They failed on every count. After playing solidly in an opening-game 2-0 loss to Sweden, Germany's play tailed off with each successive game. Eventual bronze medalist Finland had little trouble blanking Germany, 2-0, and in the team's most disappointing performance of the tourney, Belarus skated off with a 5-3 win.

That meant Germany had to play an angry Team Canada, fresh off an unsatisfying shootout win against Switzerland and a loss to Team USA. Canada punished Germany, 8-2, which resulted in the team finishing behind Norway in the tournament. Even last-place Latvia was able to leave Vancouver with its head held high after pushing the Czech Republic to overtime in the medal round qualification game.

Said former NHL defenseman Sven Butenschön, "When we lost to Belarus, that was a tough pill to swallow. We needed to win that game to give us a chance to avoid a powerhouse. It was so exciting the first few days, and really optimistic. We played some decent periods of hockey, but we just couldn't put 60 minutes together."

Germany came into the Olympics knowing it would be out-shot and out-chanced, but it hoped to get strong goaltending from Thomas Greiss and backup Dimitri Pätzold, receive opportunistic offense, get strong top-end blueline play led by Christian Ehrhoff and Dennis Seidenberg and stay out of the penalty box as much as possible. Ehrhoff and Seidenberg held up their end of the bargain, but little else went right.

Throughout the tournament, Germany played an ultra-cautious game. They did not send any forecheckers into the offensive zone, instead clogging the neutral zone with all five skaters, hoping to bottle up more skilled opponents before they could pick up speed and control the puck off the rush. The strategy worked well against Sweden but failed thereafter. And the hoped-for timely offense never came to fruition.

The reasons for Germany's poor Olympic showing are not hard to find. Germany finished last in the tournament in scoring, generating a total of five goals in four games, led by two from Marcel Goc. And they were last in goaltending save percentage. They were the fourth-most penalized team and had a tournament-worst penalty killing percentage of 58.8 percent. Any way you slice it, that's a bad combination for a team that was capable of staging a similar tournament performance to the one turned in by Switzerland.

"In this type of short tournament, you have to build from each game and you can't let up," Germany coach Uwe Krupp told NHL.com. "We worked hard but we didn't take advantage when he had some opportunities. Obviously, you can't win when you get shut out, and we need to sustain our intensity for the entire game."

With Germany hosting the 2010 IIHF World Championships this spring, the team needs to go back to the drawing board to improve on last year's 15th-place finish at the Worlds. In fact, if the Germans had not earned an automatic berth in the tourney as the host, would have been relegated to Division I.

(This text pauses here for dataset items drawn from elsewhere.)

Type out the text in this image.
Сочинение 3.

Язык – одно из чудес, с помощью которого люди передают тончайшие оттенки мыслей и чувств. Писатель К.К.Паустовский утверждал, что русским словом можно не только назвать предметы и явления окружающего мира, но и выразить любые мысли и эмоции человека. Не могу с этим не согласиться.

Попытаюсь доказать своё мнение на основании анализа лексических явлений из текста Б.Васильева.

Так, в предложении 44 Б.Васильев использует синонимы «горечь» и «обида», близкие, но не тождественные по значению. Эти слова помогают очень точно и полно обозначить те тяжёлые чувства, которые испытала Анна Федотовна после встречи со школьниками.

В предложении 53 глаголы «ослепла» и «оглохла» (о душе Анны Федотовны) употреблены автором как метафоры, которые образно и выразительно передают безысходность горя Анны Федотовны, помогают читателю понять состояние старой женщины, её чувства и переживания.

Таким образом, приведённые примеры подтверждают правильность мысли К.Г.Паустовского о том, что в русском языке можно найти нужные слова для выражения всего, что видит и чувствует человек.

Germany's Olympic roster selection raised some eyebrows in December, when it initially left off NHLers Jochen Hecht and Christoph Schubert, and former NHL player (and longtime German national team and Eisbären Berlin fixture) Stefan Ustorf. Krupp reportedly was unhappy with Hecht's play at the 2009 World Championships. In addition, Krupp faced some tough decisions on how many players to take from the squad that won a berth in Vancouver via a qualification tournament. None of the 10 German national team-eligible players in the NHL or AHL were available for the qualification tourney.

"It's a bit of a tightrope act," Krupp told the New York Times in December. "We can't simply take all our NHL players just because they're NHL players. What about the guys who were here all through the qualifying process and got us into the Olympics? Do I tell them to just step aside?"

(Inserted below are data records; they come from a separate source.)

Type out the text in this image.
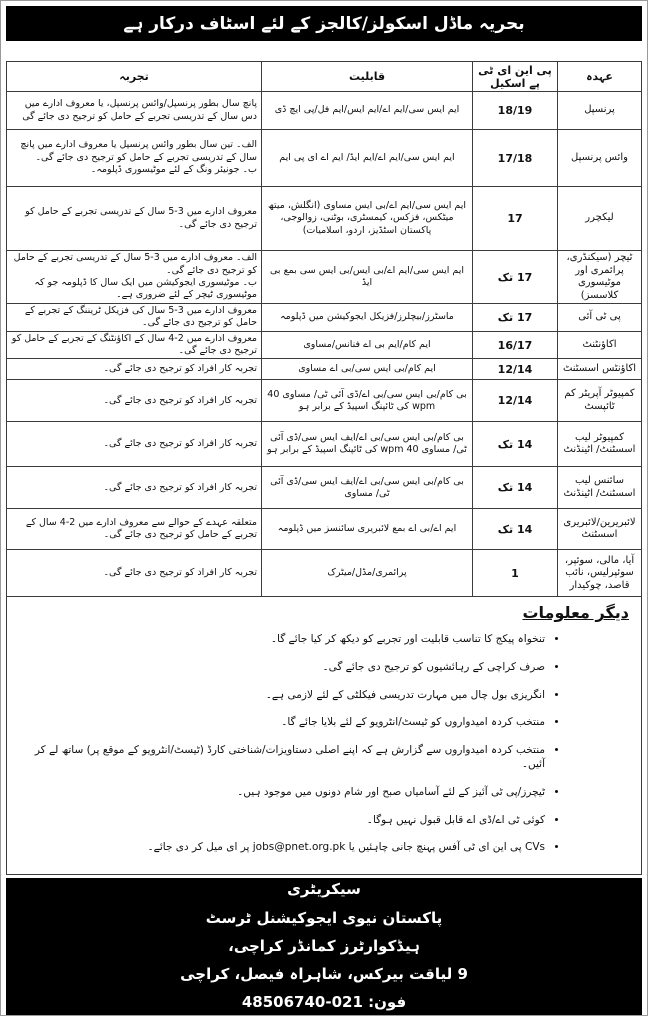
بحریہ ماڈل اسکولز/کالجز کے لئے اسٹاف درکار ہے
عہدہ	پی این ای ٹی پے اسکیل	قابلیت	تجربہ
پرنسپل	18/19	ایم ایس سی/ایم اے/ایم ایس/ایم فل/پی ایچ ڈی	پانچ سال بطور پرنسپل/وائس پرنسپل، یا معروف ادارے میں دس سال کے تدریسی تجربے کے حامل کو ترجیح دی جائے گی

وائس پرنسپل	17/18	ایم ایس سی/ایم اے/ایم ایڈ/ ایم اے ای پی ایم	الف۔ تین سال بطور وائس پرنسپل یا معروف ادارے میں پانچ سال کے تدریسی تجربے کے حامل کو ترجیح دی جائے گی۔
ب۔ جونیئر ونگ کے لئے موٹیسوری ڈپلومہ۔

لیکچرر	17	ایم ایس سی/ایم اے/بی ایس مساوی (انگلش، میتھ میٹکس، فزکس، کیمسٹری، بوٹنی، زوالوجی، پاکستان اسٹڈیز، اردو، اسلامیات)	معروف ادارے میں 3-5 سال کے تدریسی تجربے کے حامل کو ترجیح دی جائے گی۔

ٹیچر (سیکنڈری، پرائمری اور موٹیسوری کلاسسز)	17 تک	ایم ایس سی/ایم اے/بی ایس/بی ایس سی بمع بی ایڈ	الف۔ معروف ادارے میں 3-5 سال کے تدریسی تجربے کے حامل کو ترجیح دی جائے گی۔
ب۔ موٹیسوری ایجوکیشن میں ایک سال کا ڈپلومہ جو کہ موٹیسوری ٹیچر کے لئے ضروری ہے۔

پی ٹی آئی	17 تک	ماسٹرز/بیچلرز/فزیکل ایجوکیشن میں ڈپلومہ	معروف ادارے میں 3-5 سال کی فزیکل ٹریننگ کے تجربے کے حامل کو ترجیح دی جائے گی۔

اکاؤنٹنٹ	16/17	ایم کام/ایم بی اے فنانس/مساوی	معروف ادارے میں 2-4 سال کے اکاؤنٹنگ کے تجربے کے حامل کو ترجیح دی جائے گی۔

اکاؤنٹس اسسٹنٹ	12/14	ایم کام/بی ایس سی/بی اے مساوی	تجربہ کار افراد کو ترجیح دی جائے گی۔

کمپیوٹر آپریٹر کم ٹائپسٹ	12/14	بی کام/بی ایس سی/بی اے/ڈی آئی ٹی/ مساوی 40 wpm کی ٹائپنگ اسپیڈ کے برابر ہو	تجربہ کار افراد کو ترجیح دی جائے گی۔

کمپیوٹر لیب اسسٹنٹ/ اٹینڈنٹ	14 تک	بی کام/بی ایس سی/بی اے/ایف ایس سی/ڈی آئی ٹی/ مساوی 40 wpm کی ٹائپنگ اسپیڈ کے برابر ہو	تجربہ کار افراد کو ترجیح دی جائے گی۔

سائنس لیب اسسٹنٹ/ اٹینڈنٹ	14 تک	بی کام/بی ایس سی/بی اے/ایف ایس سی/ڈی آئی ٹی/ مساوی	تجربہ کار افراد کو ترجیح دی جائے گی۔

لائبریرین/لائبریری اسسٹنٹ	14 تک	ایم اے/بی اے بمع لائبریری سائنسز میں ڈپلومہ	متعلقہ عہدے کے حوالے سے معروف ادارے میں 2-4 سال کے تجربے کے حامل کو ترجیح دی جائے گی۔

آیا، مالی، سوئپر، سوئپرلیس، نائب قاصد، چوکیدار	1	پرائمری/مڈل/میٹرک	تجربہ کار افراد کو ترجیح دی جائے گی۔
دیگر معلومات
• تنخواہ پیکج کا تناسب قابلیت اور تجربے کو دیکھ کر کیا جائے گا۔
• صرف کراچی کے رہائشیوں کو ترجیح دی جائے گی۔
• انگریزی بول چال میں مہارت تدریسی فیکلٹی کے لئے لازمی ہے۔
• منتخب کردہ امیدواروں کو ٹیسٹ/انٹرویو کے لئے بلایا جائے گا۔
• منتخب کردہ امیدواروں سے گزارش ہے کہ اپنے اصلی دستاویزات/شناختی کارڈ (ٹیسٹ/انٹرویو کے موقع پر) ساتھ لے کر آئیں۔
• ٹیچرز/پی ٹی آئیز کے لئے آسامیاں صبح اور شام دونوں میں موجود ہیں۔
• کوئی ٹی اے/ڈی اے قابل قبول نہیں ہوگا۔
• CVs پی این ای ٹی آفس پہنچ جانی چاہئیں یا jobs@pnet.org.pk پر ای میل کر دی جائے۔
سیکریٹری
پاکستان نیوی ایجوکیشنل ٹرسٹ
ہیڈکوارٹرز کمانڈر کراچی،
9 لیاقت بیرکس، شاہراہ فیصل، کراچی
فون: 021-48506740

Ultimately, Hecht went to Vancouver, while Ustorf, 36, was not able to compete in his fifth Olympics. As a result, Sven Felski had the most seniority on the German team. Including the matches in Vancouver, the 35-year-old Felski has played 144 national-team games, two Olympics and nine World Championships. Schubert also was left off the final Olympic roster.

As it prepares to host the World Championships, Germany faces the challenge of retooling some of its roster and adjusting some of its strategies. As the No. 12 team in the IIHF world ranking, but one with realistic ambitions of being a top-10 team, the hope is Vancouver will serve as a learning experience from which the Germans can build in the short-term and longer-range future.